Alaska, esa aldea gala donde 45 años de mandato republicano ininterrumpido sobreviven al exceso y la prepotencia

Alberto Arce

North Pole, Alaska —

Si las elecciones intermedias en Estados Unidos pudieran reducirse a una imagen que represente los dos países que conviven −cada vez más polarizados− bajo la misma bandera, sería la de un apretón de manos.

En Anchorage, la capital económica de Alaska, a mediados de octubre y tras debatir durante algo más de una hora sobre los problemas del estado, Alyse Galvin, del Partido Demócrata, una mujer de 53 años, reconocida por su activismo en defensa de la educación pública y sin carrera política previa, cerró su carpeta de notas y le tendió la mano a su rival, el impetuoso e incombustible Don Young, un republicano de 85 años que ocupa el único escaño por Alaska en el Congreso desde 1973.

Sí, desde hace 45 años.

Con una sonrisa, Young se la estrechó. A su manera. “No me aprietes la mano así”, dijo ella inmediatamente. Él no hizo caso. Ella levantó la voz. “Duele”. Lo repitió. “Duele”. Galvin se soltó, se levantó y se fue, protestando y explicando con un gesto de evidente incomodidad. Él, sorprendido, pidió perdón y rió -aquí no ha pasado nada-.
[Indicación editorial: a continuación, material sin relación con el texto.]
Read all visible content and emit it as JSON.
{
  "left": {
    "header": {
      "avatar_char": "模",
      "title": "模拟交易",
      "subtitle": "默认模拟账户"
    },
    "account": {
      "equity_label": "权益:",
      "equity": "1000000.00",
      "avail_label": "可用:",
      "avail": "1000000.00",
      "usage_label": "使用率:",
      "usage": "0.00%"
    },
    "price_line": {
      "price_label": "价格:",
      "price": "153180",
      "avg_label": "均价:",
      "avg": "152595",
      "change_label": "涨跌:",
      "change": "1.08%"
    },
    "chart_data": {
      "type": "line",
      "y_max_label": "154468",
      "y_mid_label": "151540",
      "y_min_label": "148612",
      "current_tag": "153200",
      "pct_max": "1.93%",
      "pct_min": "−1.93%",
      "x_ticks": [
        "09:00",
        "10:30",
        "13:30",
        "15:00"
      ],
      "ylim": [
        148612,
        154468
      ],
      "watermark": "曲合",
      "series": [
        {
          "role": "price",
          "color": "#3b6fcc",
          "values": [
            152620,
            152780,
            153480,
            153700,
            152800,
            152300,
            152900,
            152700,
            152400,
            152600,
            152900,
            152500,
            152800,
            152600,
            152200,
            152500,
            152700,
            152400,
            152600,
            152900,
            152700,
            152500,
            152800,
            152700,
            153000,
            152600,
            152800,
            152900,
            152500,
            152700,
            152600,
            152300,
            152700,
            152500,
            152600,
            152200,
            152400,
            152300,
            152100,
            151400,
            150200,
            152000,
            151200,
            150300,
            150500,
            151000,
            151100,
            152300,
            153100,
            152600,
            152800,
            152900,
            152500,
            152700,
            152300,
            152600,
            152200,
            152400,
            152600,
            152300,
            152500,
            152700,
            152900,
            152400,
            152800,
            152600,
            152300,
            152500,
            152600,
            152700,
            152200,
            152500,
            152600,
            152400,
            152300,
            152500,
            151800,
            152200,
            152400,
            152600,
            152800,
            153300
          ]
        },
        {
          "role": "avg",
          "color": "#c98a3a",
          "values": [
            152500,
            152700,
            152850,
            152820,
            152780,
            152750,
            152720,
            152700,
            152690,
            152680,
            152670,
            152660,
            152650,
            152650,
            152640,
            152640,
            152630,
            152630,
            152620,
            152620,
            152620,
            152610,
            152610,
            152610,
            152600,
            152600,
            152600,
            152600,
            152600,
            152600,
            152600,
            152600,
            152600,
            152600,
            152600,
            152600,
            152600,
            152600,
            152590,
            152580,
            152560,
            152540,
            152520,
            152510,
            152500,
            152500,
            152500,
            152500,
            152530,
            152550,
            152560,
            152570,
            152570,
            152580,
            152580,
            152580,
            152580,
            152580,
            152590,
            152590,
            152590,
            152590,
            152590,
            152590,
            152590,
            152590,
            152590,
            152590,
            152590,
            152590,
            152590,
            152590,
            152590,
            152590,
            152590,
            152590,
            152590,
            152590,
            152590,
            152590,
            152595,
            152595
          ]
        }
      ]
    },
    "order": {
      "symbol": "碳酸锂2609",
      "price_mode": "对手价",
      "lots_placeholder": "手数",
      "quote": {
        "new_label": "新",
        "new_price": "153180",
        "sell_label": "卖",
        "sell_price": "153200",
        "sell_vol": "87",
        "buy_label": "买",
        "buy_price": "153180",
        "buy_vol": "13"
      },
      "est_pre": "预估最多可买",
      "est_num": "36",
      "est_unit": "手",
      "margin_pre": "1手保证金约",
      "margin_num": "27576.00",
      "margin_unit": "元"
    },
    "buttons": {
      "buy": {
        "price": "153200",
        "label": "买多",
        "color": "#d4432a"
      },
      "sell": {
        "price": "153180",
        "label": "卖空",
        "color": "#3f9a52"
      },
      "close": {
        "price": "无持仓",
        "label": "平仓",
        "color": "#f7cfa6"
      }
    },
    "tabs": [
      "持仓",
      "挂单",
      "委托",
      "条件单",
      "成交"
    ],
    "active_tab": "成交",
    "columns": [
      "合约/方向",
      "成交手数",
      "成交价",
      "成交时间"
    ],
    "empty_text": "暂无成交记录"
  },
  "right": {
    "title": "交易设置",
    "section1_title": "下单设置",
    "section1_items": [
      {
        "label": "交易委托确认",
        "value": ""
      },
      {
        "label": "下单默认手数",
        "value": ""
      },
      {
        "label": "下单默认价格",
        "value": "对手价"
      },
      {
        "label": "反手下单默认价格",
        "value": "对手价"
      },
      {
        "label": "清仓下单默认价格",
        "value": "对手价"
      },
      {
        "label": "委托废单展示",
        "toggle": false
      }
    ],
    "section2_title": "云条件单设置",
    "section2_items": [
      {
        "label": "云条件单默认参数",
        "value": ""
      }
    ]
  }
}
No era la primera vez que Young forzaba la mano de alguien más allá de lo razonable. Lo ha hecho antes en reuniones escolares o los pasillos del Congreso, siempre rodeado de polémica, blandiendo un pene de morsa frente a un rival, calificando los vertidos de petróleo de catástrofes naturales, amenazando con morder a otro congresista o culpando a los compañeros de un estudiante que se suicidó de no haberlo apoyado lo suficiente. Es y ha sido su estilo, mimetizado con un momento y un país marcados por las continuas salidas de tono y la conflictiva relación con la verdad del presidente Donald Trump, de quien Young −quien lo dudara− es firme partidario. Una forma de entender la política ruda, recia, directa, sin diplomacia alguna, incluso amenazadora, que huye de cualquier posibilidad no ya de búsqueda de consenso sino de establecimiento del diálogo necesario para una democracia.

Lo que Young no procesó aquella mañana en Anchorage ante el concurrido auditorio del Congreso anual de la Federación de Nativos de Alaska es que, por primera vez y tras casi medio siglo de victorias aplastantes, una mujer, demócrata para más señas, se atrevía a marcarle los límites en público. Con naturalidad. Desde otra forma de entender la política. Como si en ese gesto, en ese ¡basta ya! quisiera recalcar no solo la diferencia de proyectos que los separa a ambos sino comenzar a sanar la fractura que aleja al país de sí mismo.

Un debate

Un debate En apenas media hora de debate electoral, la que precedió a ese simbólico apretón de manos, ambos candidatos pasearon prácticamente por todos los temas, tonos y líneas divisorias que han dirimido unas elecciones intermedias, consideradas por muchos plebiscitarias, en torno a continuidad o cambio y en las que se definía la elección de congresistas y senadores que sean capaces de ejercer de contrapeso al modelo político que el Partido Republicano está permitiendo seguir al presidente Trump.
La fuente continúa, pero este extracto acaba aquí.